Each step of this code is deliberately designed to facilitate a comprehensive and insightful analysis of the dataset, aiming to reveal underlying patterns and relationships in the context of gender statistics. The methodical approach of categorizing, merging, and analyzing these indicators allows for a thorough exploration of the interdependencies between education, employment, and other socio-economic factors.

In [14]:
# RETRIEVE AND FORMAT DATA AS PIVOT
education_df = retrieve_indicators(education_indicators).reset_index().pivot(index=['Continent', 'Country Name', 'Year'], columns='Indicator Name', values='value')
employment_df = retrieve_indicators(employment_indicators).reset_index().pivot(index=['Continent', 'Country Name', 'Year'], columns='Indicator Name', values='value')

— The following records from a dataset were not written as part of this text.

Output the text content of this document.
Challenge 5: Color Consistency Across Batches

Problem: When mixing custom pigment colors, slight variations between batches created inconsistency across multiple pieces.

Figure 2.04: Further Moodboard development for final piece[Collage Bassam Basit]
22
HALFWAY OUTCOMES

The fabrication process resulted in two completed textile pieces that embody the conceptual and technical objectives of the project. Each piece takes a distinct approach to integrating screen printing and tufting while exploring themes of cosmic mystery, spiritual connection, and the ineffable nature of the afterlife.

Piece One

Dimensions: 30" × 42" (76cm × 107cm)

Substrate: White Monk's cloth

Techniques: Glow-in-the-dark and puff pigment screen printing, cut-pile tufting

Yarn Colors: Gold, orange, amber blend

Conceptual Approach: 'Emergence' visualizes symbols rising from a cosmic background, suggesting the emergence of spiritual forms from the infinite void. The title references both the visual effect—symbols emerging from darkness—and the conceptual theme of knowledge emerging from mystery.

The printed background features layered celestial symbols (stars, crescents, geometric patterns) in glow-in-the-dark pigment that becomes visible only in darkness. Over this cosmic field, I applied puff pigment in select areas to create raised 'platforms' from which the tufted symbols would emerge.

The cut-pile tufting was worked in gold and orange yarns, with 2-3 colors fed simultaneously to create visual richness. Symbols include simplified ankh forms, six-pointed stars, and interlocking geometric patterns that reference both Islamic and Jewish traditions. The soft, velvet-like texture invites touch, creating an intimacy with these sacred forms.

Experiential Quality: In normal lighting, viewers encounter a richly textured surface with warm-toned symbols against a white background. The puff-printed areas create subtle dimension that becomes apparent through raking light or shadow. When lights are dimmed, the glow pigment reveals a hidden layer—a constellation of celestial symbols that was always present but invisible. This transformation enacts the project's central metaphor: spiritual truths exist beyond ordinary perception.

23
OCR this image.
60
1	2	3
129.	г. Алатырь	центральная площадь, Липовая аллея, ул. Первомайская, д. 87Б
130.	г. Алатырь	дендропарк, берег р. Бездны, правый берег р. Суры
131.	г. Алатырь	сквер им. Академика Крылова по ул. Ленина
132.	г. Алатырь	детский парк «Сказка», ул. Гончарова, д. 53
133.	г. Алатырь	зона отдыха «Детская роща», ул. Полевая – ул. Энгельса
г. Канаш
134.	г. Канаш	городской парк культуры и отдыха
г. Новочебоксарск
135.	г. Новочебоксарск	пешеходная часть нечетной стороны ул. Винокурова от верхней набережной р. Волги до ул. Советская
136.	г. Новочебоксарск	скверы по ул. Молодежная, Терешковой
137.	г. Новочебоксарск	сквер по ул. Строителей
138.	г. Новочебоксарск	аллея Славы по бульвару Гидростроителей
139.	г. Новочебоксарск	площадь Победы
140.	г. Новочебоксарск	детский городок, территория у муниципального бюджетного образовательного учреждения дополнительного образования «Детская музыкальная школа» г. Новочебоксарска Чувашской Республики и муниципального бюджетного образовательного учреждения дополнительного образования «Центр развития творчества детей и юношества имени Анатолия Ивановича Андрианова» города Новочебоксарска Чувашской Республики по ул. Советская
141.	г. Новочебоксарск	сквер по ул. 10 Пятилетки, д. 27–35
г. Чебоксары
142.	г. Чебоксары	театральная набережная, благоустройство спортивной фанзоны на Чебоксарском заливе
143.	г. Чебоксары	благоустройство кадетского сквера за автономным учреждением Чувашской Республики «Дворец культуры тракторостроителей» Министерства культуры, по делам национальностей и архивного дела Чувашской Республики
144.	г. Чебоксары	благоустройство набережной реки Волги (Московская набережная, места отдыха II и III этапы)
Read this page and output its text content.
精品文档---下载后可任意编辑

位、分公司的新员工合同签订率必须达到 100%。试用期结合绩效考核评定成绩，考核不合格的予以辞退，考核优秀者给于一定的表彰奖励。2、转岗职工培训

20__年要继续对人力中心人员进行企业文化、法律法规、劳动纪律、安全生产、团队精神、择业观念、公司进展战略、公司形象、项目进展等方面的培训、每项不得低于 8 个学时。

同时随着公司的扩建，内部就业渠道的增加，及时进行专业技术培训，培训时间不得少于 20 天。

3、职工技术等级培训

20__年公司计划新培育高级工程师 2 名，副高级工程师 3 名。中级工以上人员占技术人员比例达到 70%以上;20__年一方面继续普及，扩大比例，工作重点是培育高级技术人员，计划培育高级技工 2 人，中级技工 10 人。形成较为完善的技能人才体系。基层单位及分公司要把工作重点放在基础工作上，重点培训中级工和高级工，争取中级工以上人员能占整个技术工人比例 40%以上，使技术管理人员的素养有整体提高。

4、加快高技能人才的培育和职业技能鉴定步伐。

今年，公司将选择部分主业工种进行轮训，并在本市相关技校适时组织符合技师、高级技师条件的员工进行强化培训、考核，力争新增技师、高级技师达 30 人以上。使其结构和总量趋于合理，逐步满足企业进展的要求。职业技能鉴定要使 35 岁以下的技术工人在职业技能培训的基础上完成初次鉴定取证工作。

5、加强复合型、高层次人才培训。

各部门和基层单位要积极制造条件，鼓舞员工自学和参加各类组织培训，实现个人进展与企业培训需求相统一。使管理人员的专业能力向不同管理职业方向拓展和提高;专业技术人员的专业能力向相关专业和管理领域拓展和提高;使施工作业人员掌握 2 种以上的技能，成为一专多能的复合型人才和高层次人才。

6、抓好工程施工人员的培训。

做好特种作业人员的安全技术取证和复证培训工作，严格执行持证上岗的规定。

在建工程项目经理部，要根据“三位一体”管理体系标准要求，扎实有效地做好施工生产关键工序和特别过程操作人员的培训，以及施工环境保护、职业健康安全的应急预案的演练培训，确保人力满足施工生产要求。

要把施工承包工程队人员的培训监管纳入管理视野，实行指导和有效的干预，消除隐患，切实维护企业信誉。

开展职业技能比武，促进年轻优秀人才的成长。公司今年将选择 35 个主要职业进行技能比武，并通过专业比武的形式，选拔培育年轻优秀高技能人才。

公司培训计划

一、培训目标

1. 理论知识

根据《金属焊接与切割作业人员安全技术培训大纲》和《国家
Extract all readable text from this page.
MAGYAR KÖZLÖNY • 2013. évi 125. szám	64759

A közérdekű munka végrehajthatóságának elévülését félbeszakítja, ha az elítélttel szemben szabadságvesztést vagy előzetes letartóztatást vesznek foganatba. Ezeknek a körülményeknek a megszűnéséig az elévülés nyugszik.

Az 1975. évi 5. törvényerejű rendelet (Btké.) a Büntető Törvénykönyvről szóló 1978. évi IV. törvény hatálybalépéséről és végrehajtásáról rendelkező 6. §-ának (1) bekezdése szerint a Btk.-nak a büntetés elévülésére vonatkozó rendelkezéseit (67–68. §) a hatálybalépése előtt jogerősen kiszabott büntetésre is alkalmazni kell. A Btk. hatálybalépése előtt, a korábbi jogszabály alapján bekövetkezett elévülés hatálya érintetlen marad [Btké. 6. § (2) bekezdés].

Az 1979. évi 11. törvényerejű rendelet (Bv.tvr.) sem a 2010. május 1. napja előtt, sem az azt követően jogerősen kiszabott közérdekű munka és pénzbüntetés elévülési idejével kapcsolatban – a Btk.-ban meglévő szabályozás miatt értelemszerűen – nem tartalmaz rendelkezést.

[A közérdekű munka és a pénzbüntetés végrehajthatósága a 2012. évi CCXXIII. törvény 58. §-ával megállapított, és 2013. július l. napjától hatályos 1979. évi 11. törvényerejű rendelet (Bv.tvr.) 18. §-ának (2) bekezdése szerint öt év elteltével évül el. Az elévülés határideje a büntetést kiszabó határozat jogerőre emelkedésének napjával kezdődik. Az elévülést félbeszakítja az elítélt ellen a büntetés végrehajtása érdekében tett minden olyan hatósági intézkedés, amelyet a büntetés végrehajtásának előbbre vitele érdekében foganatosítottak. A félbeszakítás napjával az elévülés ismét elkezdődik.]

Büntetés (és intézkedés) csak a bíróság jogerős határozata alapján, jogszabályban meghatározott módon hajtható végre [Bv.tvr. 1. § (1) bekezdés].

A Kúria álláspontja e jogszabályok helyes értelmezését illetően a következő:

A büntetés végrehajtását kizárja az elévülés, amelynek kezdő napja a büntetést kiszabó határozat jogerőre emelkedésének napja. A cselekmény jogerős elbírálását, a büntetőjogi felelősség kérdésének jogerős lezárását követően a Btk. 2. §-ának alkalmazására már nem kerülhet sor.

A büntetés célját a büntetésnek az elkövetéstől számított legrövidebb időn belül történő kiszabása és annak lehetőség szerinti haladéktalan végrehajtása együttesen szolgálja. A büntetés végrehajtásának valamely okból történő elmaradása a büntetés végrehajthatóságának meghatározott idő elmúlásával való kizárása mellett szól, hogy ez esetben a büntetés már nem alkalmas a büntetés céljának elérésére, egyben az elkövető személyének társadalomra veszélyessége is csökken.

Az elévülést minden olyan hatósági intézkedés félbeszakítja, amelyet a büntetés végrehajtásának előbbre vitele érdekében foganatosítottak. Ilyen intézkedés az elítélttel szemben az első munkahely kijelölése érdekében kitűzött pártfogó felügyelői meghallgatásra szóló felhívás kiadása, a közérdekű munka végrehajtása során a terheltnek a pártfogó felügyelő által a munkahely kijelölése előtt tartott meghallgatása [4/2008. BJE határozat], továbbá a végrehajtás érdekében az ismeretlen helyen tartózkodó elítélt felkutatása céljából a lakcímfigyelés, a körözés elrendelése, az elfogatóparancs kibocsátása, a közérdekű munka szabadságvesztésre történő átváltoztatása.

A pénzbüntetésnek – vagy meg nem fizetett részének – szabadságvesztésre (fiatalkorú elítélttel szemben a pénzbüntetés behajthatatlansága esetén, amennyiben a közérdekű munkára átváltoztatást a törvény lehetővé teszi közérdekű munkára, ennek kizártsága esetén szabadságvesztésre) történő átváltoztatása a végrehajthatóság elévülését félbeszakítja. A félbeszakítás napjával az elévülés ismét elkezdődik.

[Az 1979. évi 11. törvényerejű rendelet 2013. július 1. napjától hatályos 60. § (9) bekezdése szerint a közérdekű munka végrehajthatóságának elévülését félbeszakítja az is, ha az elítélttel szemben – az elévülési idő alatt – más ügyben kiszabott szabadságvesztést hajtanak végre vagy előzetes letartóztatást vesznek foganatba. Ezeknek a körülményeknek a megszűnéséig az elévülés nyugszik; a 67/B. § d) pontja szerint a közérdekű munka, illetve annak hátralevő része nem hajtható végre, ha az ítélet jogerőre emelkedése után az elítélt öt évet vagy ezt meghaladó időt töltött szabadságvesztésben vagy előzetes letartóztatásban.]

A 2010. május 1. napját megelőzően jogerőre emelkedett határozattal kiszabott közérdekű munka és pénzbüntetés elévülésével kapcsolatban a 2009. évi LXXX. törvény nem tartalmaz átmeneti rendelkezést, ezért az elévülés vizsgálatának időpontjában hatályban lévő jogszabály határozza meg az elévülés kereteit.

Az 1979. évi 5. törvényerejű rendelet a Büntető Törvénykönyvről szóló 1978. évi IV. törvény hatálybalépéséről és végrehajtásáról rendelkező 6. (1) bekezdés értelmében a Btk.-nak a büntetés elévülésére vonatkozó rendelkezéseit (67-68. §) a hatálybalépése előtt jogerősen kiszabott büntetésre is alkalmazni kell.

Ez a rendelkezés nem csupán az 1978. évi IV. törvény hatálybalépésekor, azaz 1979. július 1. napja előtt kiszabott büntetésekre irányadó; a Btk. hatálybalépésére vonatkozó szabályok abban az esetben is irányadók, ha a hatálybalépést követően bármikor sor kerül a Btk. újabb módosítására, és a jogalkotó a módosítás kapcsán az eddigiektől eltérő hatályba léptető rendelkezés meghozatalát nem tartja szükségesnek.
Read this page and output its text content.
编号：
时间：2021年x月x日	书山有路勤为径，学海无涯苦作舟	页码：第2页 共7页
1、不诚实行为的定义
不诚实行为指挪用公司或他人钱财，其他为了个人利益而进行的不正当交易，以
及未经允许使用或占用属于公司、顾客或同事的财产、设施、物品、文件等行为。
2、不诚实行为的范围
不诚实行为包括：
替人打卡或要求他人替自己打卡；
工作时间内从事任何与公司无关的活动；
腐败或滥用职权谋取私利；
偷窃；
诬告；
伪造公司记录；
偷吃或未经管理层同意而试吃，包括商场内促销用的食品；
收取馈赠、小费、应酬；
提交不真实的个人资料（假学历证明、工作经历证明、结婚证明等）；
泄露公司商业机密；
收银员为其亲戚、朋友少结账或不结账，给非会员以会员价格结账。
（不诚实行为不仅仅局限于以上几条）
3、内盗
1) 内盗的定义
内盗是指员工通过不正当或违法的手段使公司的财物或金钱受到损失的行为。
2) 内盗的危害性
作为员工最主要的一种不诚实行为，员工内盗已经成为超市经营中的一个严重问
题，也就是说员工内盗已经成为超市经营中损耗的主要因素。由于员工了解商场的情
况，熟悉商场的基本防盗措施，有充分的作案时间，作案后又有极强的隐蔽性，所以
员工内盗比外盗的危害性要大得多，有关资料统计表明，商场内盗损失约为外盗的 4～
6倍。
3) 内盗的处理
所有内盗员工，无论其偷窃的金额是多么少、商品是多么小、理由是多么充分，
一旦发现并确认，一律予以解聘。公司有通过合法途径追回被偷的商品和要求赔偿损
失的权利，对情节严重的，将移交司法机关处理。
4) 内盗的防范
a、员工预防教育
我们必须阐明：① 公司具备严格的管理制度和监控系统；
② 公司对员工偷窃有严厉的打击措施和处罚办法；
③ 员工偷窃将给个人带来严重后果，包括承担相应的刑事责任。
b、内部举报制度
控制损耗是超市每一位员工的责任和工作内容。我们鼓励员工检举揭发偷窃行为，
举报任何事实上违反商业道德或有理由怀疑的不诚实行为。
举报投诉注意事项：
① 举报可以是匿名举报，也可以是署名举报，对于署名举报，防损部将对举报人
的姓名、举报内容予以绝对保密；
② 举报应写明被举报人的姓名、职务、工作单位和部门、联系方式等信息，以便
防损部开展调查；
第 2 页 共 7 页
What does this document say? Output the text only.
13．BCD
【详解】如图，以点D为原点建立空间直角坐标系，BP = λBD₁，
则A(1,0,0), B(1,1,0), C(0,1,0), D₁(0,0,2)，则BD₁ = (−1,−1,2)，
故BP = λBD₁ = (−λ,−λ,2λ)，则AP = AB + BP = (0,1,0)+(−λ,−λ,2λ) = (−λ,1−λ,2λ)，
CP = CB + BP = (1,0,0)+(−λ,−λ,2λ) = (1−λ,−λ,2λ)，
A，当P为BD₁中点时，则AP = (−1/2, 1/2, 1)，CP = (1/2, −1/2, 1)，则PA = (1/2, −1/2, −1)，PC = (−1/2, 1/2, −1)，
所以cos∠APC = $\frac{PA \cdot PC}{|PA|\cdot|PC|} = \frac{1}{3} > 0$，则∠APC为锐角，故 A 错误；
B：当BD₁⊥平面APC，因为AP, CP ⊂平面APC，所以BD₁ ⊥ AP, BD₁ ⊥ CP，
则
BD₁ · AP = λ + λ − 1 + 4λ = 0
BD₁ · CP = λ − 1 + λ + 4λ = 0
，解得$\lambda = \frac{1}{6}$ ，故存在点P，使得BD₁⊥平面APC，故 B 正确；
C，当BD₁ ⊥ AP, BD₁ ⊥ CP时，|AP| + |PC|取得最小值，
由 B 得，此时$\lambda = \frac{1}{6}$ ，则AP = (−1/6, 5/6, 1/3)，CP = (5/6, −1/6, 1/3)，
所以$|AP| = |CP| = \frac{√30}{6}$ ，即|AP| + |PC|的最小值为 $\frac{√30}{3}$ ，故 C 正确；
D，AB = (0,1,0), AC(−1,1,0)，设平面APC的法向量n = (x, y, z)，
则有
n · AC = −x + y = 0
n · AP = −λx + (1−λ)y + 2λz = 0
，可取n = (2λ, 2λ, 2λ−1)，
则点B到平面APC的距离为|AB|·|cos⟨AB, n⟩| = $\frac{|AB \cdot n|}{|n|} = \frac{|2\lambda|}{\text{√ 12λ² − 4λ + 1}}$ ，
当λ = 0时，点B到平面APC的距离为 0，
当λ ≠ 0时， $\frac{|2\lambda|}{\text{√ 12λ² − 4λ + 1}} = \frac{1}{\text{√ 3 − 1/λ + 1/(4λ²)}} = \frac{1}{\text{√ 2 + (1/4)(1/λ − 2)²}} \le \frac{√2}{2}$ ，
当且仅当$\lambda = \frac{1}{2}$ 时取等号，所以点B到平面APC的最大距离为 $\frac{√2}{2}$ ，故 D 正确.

# Retrieve and pivot data for all relevant indicators, apply log transformation for visualization
all_indicators_df = retrieve_indicators(all_relevant_indicators).reset_index().pivot(index=['Continent', 'Country Name', 'Year'], columns='Indicator Name', values='value')
all_indicators_df_log = all_indicators_df.applymap(np.log2)

# Merge education and employment dataframes for correlation analysis
edu_empl_df = pd.merge(education_df, employment_df, on=['Continent', 'Country Name', 'Year'], how='inner')

# Perform correlation analysis
edu_empl_correlation_matrix = edu_empl_df.corr()
C:\Users\shami\anaconda3\Lib\site-packages\pandas\core\frame.py:9651: RuntimeWarning: divide by zero encountered in log2
  return lib.map_infer(x.astype(object)._values, func, ignore_na=ignore_na)

Understanding Gender Disparities in the Global Labor Market¶

In [15]:
# RELEVANT INDICATORS
selected_indicators = [
    'Wage and salaried workers, female (% of female employment) (modeled ILO estimate)',
    'Wage and salaried workers, male (% of male employment) (modeled ILO estimate)',]

filtered_data = gender_df[gender_df['Indicator Name'].isin(selected_indicators)]

# FILTER DATA
pivot_df = filtered_data.pivot_table(index=['Year', 'Continent'], columns='Indicator Name', values='value').reset_index()

# CALCULATE DIFFERENCE
pivot_df['Difference'] = -(pivot_df.iloc[:, 2] - pivot_df.iloc[:, 3])

# PLOT LINE CHART
plt.figure(figsize=(20, 8))
sns.lineplot(x='Year', y='Difference', hue='Continent', data=pivot_df, palette='Set2', marker='o')
plt.title('Difference Between Male and Female Employment with basic Education Over Time by Continent')
plt.ylabel('Percentage Difference')
plt.xlabel('Year')
plt.show()
In [16]:
# Analysis of the data to provide a detailed explanation
# Descriptive statistics for the 'Difference' column
difference_stats = pivot_df['Difference'].describe()

# Explore how the difference has changed over the years for each continent
# Calculate the average difference for each continent over the years
average_difference_by_continent = pivot_df.groupby('Continent')['Difference'].mean()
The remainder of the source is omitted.